VR-Erlebnis bei „Wings for Life“-Lauf

| 17. Mai 2017 | Christian Herrmann

Wie in vielen andren Städten fand auch in München am 7. Mai der bereits 4. Wings for Life-Lauf  statt, mit dem Spendengelder für die Rückenmarksforschung gesammelt werden. Zeitgleich gingen in 58 Ländern die über 155.000 Läufer an den Start.

Die Besonderheit des Wings for Life-Runs ist, dass die Teilnehmer keine feste Strecke zurücklegen, sondern so lange laufen, bis sie von einer beweglichen Ziellinie in Form des sogenannten Catcher Cars eingeholt werden.

In diesem Jahr wurde der Lauf von einer besonderen Aktion des Ultrarunners und Triathleten Moritz auf der Heide begleitet: Er absolvierte sein Rennen mit einer 360 Grad Kamera, die den Lauf live als emotionales Virtual Reality-Erlebnis auf die VR-Brille seines querschnittsgelähmten Freundes Michael Wiese in Hamburg übertrug. Unter dem Motto „Michi, I run VR you!“ bot er seinem Freund auf diese Weise ein unvergessliches Erlebnis und ließ ihn das Event auf virtuellem Wege selbst als Läufer miterleben.

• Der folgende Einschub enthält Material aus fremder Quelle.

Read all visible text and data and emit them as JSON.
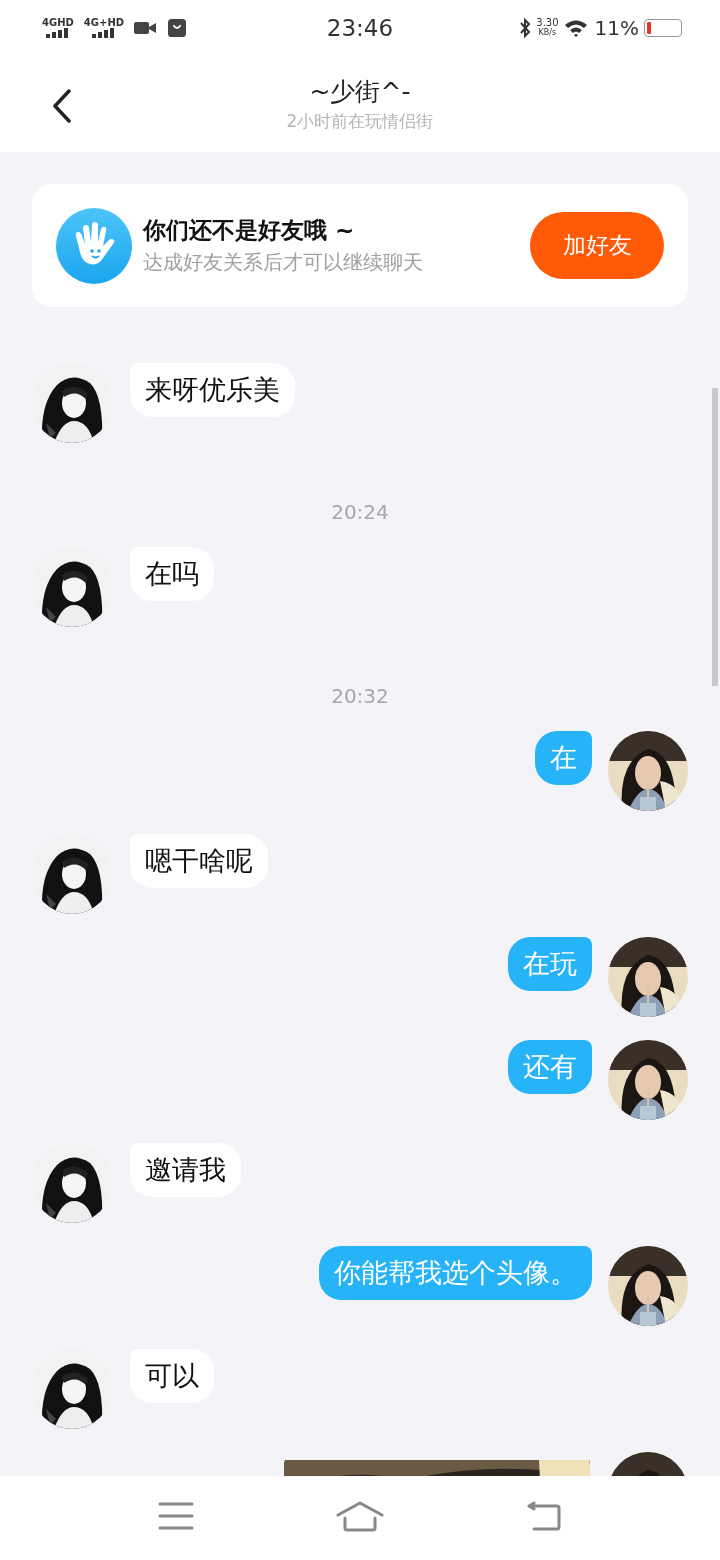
{
  "status_bar": {
    "signal_1": "4GHD",
    "signal_2": "4G+HD",
    "time": "23:46",
    "speed": "3.30",
    "speed_unit": "KB/s",
    "battery": "11%"
  },
  "header": {
    "title": "~少街^-",
    "subtitle": "2小时前在玩情侣街"
  },
  "friend_banner": {
    "title": "你们还不是好友哦 ~",
    "text": "达成好友关系后才可以继续聊天",
    "button": "加好友"
  },
  "messages": [
    {
      "kind": "received",
      "text": "来呀优乐美"
    },
    {
      "kind": "time",
      "text": "20:24"
    },
    {
      "kind": "received",
      "text": "在吗"
    },
    {
      "kind": "time",
      "text": "20:32"
    },
    {
      "kind": "sent",
      "text": "在"
    },
    {
      "kind": "received",
      "text": "嗯干啥呢"
    },
    {
      "kind": "sent",
      "text": "在玩"
    },
    {
      "kind": "sent",
      "text": "还有"
    },
    {
      "kind": "received",
      "text": "邀请我"
    },
    {
      "kind": "sent",
      "text": "你能帮我选个头像。"
    },
    {
      "kind": "received",
      "text": "可以"
    },
    {
      "kind": "sent_image"
    }
  ]
}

Der begeisterte Sportler war beim letztjährigen Agency Cup, einem Fußballturnier für Sportler aus der Werbe- und Medienbranche, schwer verunglückt. Die Schock-Diagnose: Querschnittslähmung. Um dem Patienten ergänzende Reha-Maßnahmen wie tägliche Ergo- und Physiotherapie, Massagen und Bäder zu finanzierten, wurde die Crowdfunding-Aktion „Make Michi move“ ins Leben gerufen. In diesem Rahmen kamen 30.000 Euro zusammen. Dank ihrer Hilfe und dem festen Willen Michael Wieses gelang eine stetige Verbesserung seines Gesundheitszustands.

Wiese selbst sagte zu diesem hoch emotionalen VR-Erlebnis: „Das war beeindruckend! Meinen Sports- und Kampfgeist übertrage ich derzeit auf meine Therapie. Das Event so hautnah mitzuerleben, ist für mich etwas ganz Besonderes und lässt sehr viele Emotionen in mir aufsteigen. Eine tolle Idee, die mich sehr berührt hat!“

Die Virtual-Reality-360-Grad-Live-Übertragung des Laufes zeigt, welche Möglichkeiten in dieser digitalen Präsentationsform liegen. So könnten künftig Sportler wie Radfahrer, Drachenflieger oder beim Einsatz wasserdichter Kameras auch Taucher bisher nicht gekannte Aufnahmen voller Emotionen an ihre Fans übertragen, die dem Geschehen mit ihren VR-Brillen live und in 3D beiwohnen können.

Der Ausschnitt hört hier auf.